Mereka yang mengasumsikan Multiple Intellegences (MI) sebagai sekedar keragaman aspek kecerdasan (tunggal) adalah mereka yang tak bisa melepaskan diri dari cara pandang dominasian tunggal. Para penganut cara tinjau seperti ini masih selalu mencari-cari aspek kecerdasan tunggal(yang mendominasi) pada setiap ragam kecerdasan lainnya. Mereka menggunakan kata majemuk, tapi melihat dengan kacamata tunggal. Melihat atau mencari-cari keunggulan yang sifatnya kognitif dalam setiap ragam kemajemukan kecerdasan. Sebagaimana para penganut keyakinan monotheisme memandang dan menilai keragaman dewa-dewa penganut Hindu atau agama tradisional lainya sebagai polytheisme. Seolah kemajemukan itu muncul setelah dipertentangkan dengan yang tunggal alih-alih menggeser atau mengubah sudut pandang untuk melihat kemajemukan sebagai yang majemuk saja (sebagaimana kita sekarang meyakini yang tunggal sebagai yang tunggal saja, selain ketunggalan yang ada hanyalah yang “non-tunggal” sebagai “majemuk”).
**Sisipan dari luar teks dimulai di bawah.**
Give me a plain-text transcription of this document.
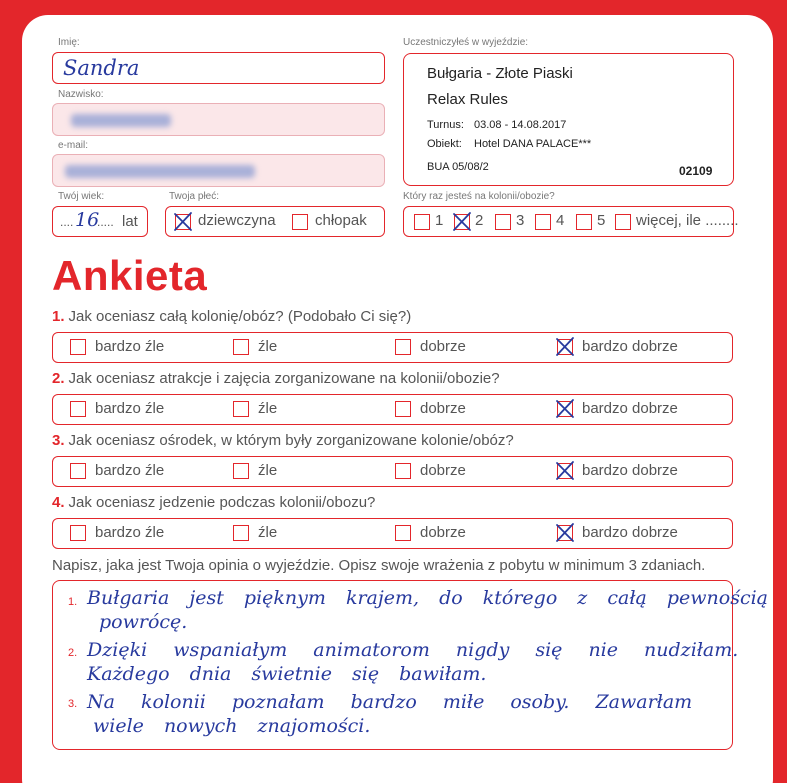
Imię:
Sandra
Nazwisko:
e-mail:
Twój wiek:
.... 16
..... lat
Twoja płeć:
dziewczyna	chłopak
Uczestniczyłeś w wyjeździe:
Bułgaria - Złote Piaski
Relax Rules
Turnus: 03.08 - 14.08.2017
Obiekt: Hotel DANA PALACE***
BUA 05/08/2	02109
Który raz jesteś na kolonii/obozie?
1 2 3 4 5 więcej, ile ........
Ankieta
1. Jak oceniasz całą kolonię/obóz? (Podobało Ci się?)
bardzo źle	źle	dobrze	bardzo dobrze
2. Jak oceniasz atrakcje i zajęcia zorganizowane na kolonii/obozie?
bardzo źle	źle	dobrze	bardzo dobrze
3. Jak oceniasz ośrodek, w którym były zorganizowane kolonie/obóz?
bardzo źle	źle	dobrze	bardzo dobrze
4. Jak oceniasz jedzenie podczas kolonii/obozu?
bardzo źle	źle	dobrze	bardzo dobrze
Napisz, jaka jest Twoja opinia o wyjeździe. Opisz swoje wrażenia z pobytu w minimum 3 zdaniach.
1.
2.
3.
Bułgaria jest pięknym krajem, do którego z całą pewnością
powrócę.
Dzięki wspaniałym animatorom nigdy się nie nudziłam.
Każdego dnia świetnie się bawiłam.
Na kolonii poznałam bardzo miłe osoby. Zawarłam
wiele nowych znajomości.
Seturut pemahaman penganut Monotheisme terkait Politheism, maka para penganut Monotheisme cenderung memandang dewa dari sudut Ketuhanan yang Monotheistis. Seolah-olah dewa itu adalah Tuhan-Tuhan kecil yang kehilangan pemimpinnya. Cara pandang seperti ini kurang dapat menjelaskan secara utuh bagaimana para dewa itu dimaknai oleh penganutnya. Dan untuk dapat memahami cara penghayatan penganutnya itu, kita perlu tahu dan paham tentang bagaimana cara pandang mereka terhadap ruang dan waktu (atau dunia).
Demikian pula yang terjadi dengan pemahaman kita akan makna kecerdasan majemuk. Untuk sungguh dapat benar-benar masuk kedalam arti majemuk itu, kita perlu tahu implikasi atau bahkan keberakaran dari makna majemuk tersebut. Singkatnya, kita perlu memahami filosofi makna eksistensi kemajemukan dari kecerdasan itu. Mungkin untuk sampai pada taraf itu, kita terlebih dahulu harus mampu melepaskan keterkungkungan kita pada semua filosofi ketunggalan yang sudah menguniversal. Agar kita mampu melihat dan menilai secara lebih obyektif cara keberadaan “MI” yang kita pandang dan yakini sebagai majemuk itu.
Ada istilah (dari ranah bahasa daerah Jawa) yang penulis anggap lebih tepat untuk dapat menjelaskankecerdasan dalam MI (istilah ini penulis kutip dari pembicaraan dengan Bpk. Dr. Edy Suhardono) yaitu kewaskitaan. Namun istilah kewaskitan ini menyeret (mengimplikasikan) makna moral, karena kata kewaskitaan itu sendiri kerap dilekatkan pada sosok yang memiliki kesadaran moral lebih tinggi dari orang awam.Pertanyaan dasar yang muncul adalah apakah kemampuan tertentu itu mengandaikan (mengisyaratkan) adanyasense of moral? Hal ini jadi lebih problematisketika kita dihadapkan pada pertanyaan “Bagaimana dengan seorang penjahat handal yang memiliki kemampuan empati luar biasa?”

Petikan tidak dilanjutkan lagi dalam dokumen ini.